Continuous integration
The repository’s .github/workflows/ci.yml ensures that every push triggers formatting checks, linting, type checking, and running tests.

What Makes It Interesting / Useful

Here are a few strengths and use cases:

  • Spec-driven architecture
    Rather than ad-hoc chains of prompts, the design encourages building with modular, typed nodes and clearly defined interfaces.
  • Local knowledge base
    Using markdown files means the content is version-controlled, editable, auditable, and easy to maintain.
  • Traceability and observability
    With LangSmith tracing built in, you can inspect how the agent decided on specific nodes or retrievals.
  • Extensibility to multi-agent flows
    Because of the modular graph-based layout, one can expand or branch into more complex orchestration (e.g. having multiple agents collaborate) beyond FAQ answering.
  • Good engineering hygiene
    The inclusion of tests, type-checking, linting, formatting, and CI from the start makes it a healthy scaffold to build on.
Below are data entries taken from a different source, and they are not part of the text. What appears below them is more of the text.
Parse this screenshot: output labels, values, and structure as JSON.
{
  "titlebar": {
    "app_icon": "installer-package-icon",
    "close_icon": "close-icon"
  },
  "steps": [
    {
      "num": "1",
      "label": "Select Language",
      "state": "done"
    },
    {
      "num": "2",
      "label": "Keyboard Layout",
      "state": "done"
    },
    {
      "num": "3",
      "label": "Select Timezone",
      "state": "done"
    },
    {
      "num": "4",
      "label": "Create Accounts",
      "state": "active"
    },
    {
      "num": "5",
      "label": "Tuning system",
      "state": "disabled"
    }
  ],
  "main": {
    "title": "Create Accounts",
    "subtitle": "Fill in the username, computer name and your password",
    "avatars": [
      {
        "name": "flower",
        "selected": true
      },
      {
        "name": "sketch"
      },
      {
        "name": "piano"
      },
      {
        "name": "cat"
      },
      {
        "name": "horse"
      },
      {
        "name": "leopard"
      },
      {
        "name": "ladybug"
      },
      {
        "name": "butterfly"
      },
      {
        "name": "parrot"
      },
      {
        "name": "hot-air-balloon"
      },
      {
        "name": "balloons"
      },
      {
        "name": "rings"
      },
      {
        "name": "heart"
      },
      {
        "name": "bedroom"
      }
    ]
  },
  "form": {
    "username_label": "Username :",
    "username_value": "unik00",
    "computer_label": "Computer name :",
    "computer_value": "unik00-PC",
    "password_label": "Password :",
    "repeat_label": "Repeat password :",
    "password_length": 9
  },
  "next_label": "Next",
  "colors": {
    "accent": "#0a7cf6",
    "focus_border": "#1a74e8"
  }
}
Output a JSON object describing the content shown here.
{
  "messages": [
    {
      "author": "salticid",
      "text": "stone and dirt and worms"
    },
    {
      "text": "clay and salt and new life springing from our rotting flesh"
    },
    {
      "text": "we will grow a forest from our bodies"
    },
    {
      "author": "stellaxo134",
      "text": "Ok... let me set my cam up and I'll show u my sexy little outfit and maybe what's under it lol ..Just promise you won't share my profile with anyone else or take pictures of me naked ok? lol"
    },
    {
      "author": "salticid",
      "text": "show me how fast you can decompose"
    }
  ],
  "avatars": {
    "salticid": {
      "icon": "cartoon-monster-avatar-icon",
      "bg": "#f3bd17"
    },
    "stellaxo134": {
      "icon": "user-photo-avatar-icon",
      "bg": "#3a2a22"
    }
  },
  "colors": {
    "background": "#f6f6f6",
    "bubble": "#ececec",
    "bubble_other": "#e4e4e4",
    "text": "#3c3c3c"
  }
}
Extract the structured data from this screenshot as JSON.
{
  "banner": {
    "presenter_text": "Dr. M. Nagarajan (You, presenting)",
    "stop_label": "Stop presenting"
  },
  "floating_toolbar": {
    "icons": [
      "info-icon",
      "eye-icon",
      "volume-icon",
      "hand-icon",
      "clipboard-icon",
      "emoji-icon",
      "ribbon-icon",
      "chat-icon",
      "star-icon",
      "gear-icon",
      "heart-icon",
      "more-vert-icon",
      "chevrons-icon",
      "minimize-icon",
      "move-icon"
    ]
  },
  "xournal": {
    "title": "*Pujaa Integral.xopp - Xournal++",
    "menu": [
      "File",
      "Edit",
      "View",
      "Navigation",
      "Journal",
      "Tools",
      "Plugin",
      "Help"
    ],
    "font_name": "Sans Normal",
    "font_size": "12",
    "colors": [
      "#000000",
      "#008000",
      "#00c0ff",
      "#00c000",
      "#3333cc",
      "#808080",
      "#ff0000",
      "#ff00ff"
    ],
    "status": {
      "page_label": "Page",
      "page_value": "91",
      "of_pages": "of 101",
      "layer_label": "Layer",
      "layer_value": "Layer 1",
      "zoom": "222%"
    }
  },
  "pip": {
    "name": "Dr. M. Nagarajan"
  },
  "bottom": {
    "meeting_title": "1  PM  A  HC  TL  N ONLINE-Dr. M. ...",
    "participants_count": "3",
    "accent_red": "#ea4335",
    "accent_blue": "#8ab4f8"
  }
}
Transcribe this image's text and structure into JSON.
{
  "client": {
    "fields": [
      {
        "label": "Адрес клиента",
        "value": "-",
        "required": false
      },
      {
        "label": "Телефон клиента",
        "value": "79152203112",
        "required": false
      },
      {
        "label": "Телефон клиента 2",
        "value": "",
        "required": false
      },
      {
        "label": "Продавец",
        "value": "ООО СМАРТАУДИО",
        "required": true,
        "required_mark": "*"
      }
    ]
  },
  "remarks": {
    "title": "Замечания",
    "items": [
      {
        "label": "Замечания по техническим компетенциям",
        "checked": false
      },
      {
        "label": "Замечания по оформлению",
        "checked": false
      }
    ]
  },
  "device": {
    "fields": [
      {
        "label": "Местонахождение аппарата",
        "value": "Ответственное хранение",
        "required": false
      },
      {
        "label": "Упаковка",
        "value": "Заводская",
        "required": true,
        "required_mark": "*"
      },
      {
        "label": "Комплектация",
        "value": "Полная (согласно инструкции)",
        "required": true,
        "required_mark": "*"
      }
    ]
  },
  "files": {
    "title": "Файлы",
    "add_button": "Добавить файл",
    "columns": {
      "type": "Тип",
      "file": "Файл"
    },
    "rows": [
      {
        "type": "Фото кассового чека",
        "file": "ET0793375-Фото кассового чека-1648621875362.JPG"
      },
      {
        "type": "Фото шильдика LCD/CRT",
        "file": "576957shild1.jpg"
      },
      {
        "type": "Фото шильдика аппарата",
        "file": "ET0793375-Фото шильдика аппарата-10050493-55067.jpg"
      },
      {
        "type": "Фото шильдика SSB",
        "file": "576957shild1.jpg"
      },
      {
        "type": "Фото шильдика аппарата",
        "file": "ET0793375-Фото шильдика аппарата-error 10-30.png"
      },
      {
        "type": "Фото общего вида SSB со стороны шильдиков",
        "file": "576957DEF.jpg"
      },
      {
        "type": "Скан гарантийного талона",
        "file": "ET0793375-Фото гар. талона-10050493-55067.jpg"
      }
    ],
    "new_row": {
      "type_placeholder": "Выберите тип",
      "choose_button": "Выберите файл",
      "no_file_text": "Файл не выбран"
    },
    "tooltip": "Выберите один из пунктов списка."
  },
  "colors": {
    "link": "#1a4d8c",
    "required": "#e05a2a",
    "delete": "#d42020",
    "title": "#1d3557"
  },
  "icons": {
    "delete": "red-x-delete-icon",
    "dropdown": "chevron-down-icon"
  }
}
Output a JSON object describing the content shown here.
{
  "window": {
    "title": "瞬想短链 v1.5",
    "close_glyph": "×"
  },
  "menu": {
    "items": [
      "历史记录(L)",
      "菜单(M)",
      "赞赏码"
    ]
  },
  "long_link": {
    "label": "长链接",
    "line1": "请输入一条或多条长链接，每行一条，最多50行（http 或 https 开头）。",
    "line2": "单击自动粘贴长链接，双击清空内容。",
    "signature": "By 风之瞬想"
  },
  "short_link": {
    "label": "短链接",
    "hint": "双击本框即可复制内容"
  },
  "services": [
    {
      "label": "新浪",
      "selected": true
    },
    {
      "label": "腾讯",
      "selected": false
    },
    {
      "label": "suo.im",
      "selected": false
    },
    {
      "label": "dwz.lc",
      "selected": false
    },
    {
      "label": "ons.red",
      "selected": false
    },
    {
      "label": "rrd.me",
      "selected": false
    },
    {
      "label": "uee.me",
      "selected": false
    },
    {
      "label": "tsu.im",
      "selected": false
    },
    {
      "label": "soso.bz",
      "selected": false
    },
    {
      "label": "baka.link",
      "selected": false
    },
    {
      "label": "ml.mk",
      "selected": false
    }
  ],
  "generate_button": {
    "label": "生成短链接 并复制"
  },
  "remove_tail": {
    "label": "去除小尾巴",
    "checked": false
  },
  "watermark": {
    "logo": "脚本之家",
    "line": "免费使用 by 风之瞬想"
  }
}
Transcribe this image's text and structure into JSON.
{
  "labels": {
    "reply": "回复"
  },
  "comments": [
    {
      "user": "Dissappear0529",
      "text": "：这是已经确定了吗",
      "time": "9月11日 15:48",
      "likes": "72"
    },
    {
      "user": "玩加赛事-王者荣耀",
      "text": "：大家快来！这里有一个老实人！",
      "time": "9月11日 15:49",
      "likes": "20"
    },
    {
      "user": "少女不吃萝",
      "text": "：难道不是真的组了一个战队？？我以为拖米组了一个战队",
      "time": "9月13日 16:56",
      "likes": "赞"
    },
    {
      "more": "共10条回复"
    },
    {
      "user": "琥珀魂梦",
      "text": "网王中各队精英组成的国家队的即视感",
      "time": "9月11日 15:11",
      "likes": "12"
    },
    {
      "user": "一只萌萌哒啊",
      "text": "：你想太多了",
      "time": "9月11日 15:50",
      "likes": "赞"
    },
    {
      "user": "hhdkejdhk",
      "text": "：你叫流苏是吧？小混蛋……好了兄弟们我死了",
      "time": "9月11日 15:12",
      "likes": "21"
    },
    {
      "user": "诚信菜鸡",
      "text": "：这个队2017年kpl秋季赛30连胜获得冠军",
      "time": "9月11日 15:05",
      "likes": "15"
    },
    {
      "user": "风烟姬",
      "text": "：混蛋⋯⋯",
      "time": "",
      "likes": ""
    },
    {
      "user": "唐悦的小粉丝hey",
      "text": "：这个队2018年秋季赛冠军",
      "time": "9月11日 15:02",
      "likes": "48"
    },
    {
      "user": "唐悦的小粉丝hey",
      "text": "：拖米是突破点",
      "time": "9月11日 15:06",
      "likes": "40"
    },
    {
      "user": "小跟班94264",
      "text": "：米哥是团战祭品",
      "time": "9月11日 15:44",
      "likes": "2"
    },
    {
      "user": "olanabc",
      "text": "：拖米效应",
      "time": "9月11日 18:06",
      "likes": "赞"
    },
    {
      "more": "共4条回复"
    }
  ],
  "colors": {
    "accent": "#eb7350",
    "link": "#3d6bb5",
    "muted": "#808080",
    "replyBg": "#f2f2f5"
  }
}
Limitations & Considerations

While agent-spec-lab is a strong starting point, here are some caveats and things to watch out for:

  • The knowledge base is limited to static markdown files. It doesn’t natively support dynamic sources (e.g. databases, APIs) out of the box.
  • It currently handles FAQ-style queries; more open-ended or generative dialog might require adapting the graph.
  • Costs & rate limits of OpenAI API apply; for heavier usage, one would need error handling, caching, rate limiting, etc.
  • The project is a “playground” rather than a polished production system, so you may need to augment it with robustness, security, and scaling features.

Ideas for Extensions & Experiments

Here are some possible ways you (or readers) might extend this:

  • Replace / augment markdown with other sources (e.g. JSON, SQLite, APIs) and implement nodes to ingest or query them.
  • Add a “summarize” or “context consolidation” node to compress multiple retrieved documents.
  • Branch into multi-agent patterns: e.g. a “planner” agent, a “retriever” agent, and a “writer” agent, all orchestrated in the graph.
  • Add caching layers or embedding index persistence to speed up repeated queries.
  • Build a web UI or server wrapper to serve queries over HTTP rather than via CLI.
  • Add more diagnostics or visualizations around trace paths or node activations via LangSmith.